We need to see it all, not an extract, otherwise we cannot see the full picture.
Paste the who job activity details into a text file and attach it - much easier on here if it is an attachment rather than all the text pasted into the field
Thanks
01-20-2012 02:16 AM
Mark,
here is the file you ask, but this file doesn't match with bpbkar, bptm and bpbrm logs posted yesterday.
these logs have been deleted by customer.
Hope you will find something.
Thank you
01-20-2012 02:51 AM
Thanks - that is much better
You have already said that your client read timeouts have been set to good values but something happens here that is in the range of 5 to 6 minutes - which does indicate a timeout.

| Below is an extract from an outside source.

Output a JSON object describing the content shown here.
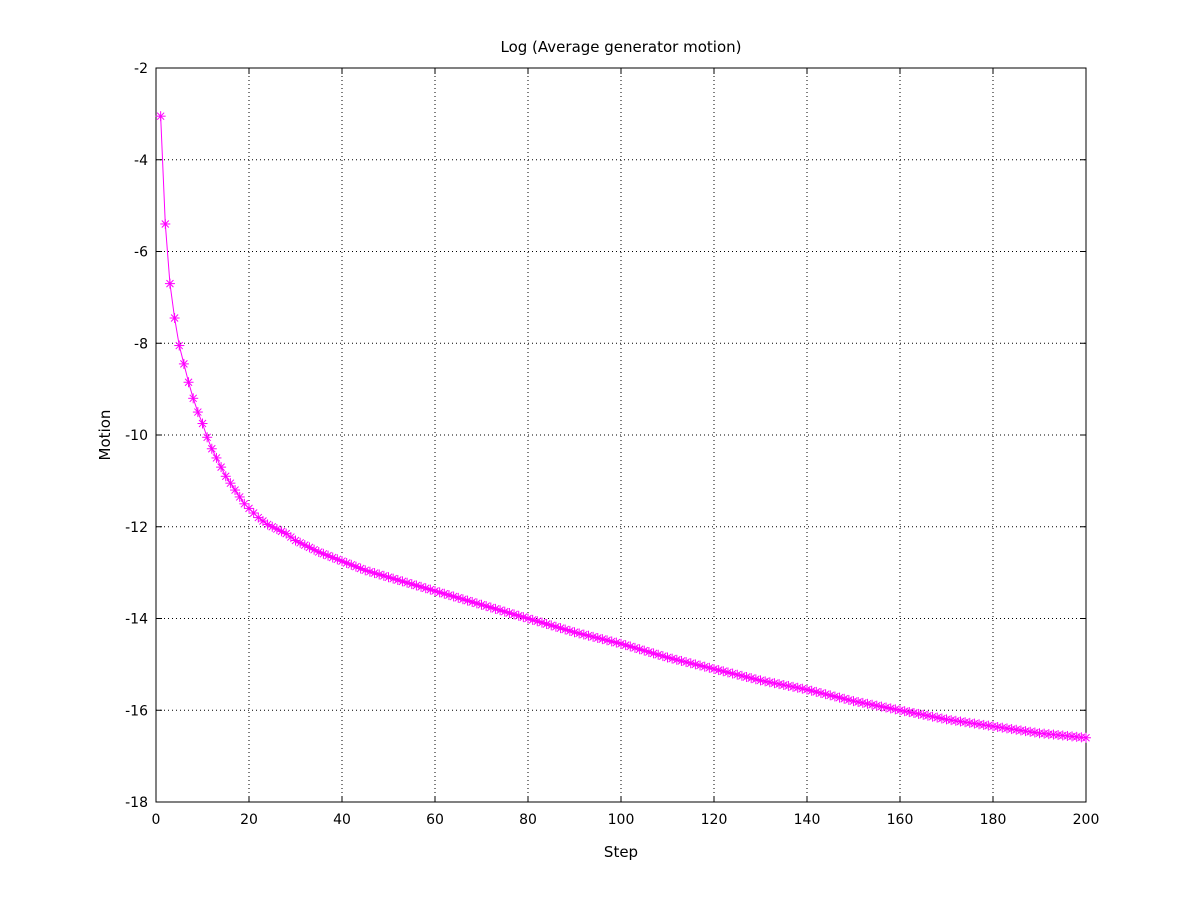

The backup runs fine until it starts hitting areas that cannot be backed up and it starts skipping files.
Just over 5 minutes into skipping files it crashed - as if the lack of data being written has cause the failure - which does make sense apart from your timeouts apparently being set high.
Set the timeouts on the client host properties timeouts as well - but it is normally good enough to have them set on the Media Server.
Just in case it is an O/S thing then please try the following:
On the Media Server set the following registry key:
HKLM\SYSTEM\CurrentControlSet\Services\Tcpip\Parameters\
Create a new DWORD named TcpTimedWaitDelay with a Decimal Value of 30
Then from a command line (run as administrator) netsh int ipv4 set dynamicport tcp start=10000 num=50000
Reboot the Media Server for the registry entry to take effect
This will stop the ports being locked out in a Timed_Wait state which could cause an issue and also increase the number of available ports.
On the client please run the following and let me know the values returned
# cat /proc/sys/net/ipv4/tcp_keepalive_time
# cat /proc/sys/net/ipv4/tcp_keepalive_intvl
# cat /proc/sys/net/ipv4/tcp_keepalive_probes
One other alternative is to take a look at the files (or folders) being skipped and exclude them for this client to prevent the delay in the first place
Hope this helps
01-20-2012 05:14 AM
Mark,
thank you very much for your help!
At this point, we only have performed a test by excluding /var/spool/sockets and the backup is OK.
We will wait the issue of the full backup of this weekend before modifiyng anything else.
I would let you informed next week.
Best regards
01-23-2012 12:57 AM
All is working fine now by excluding /var/spool/sockets.
Thank you very much.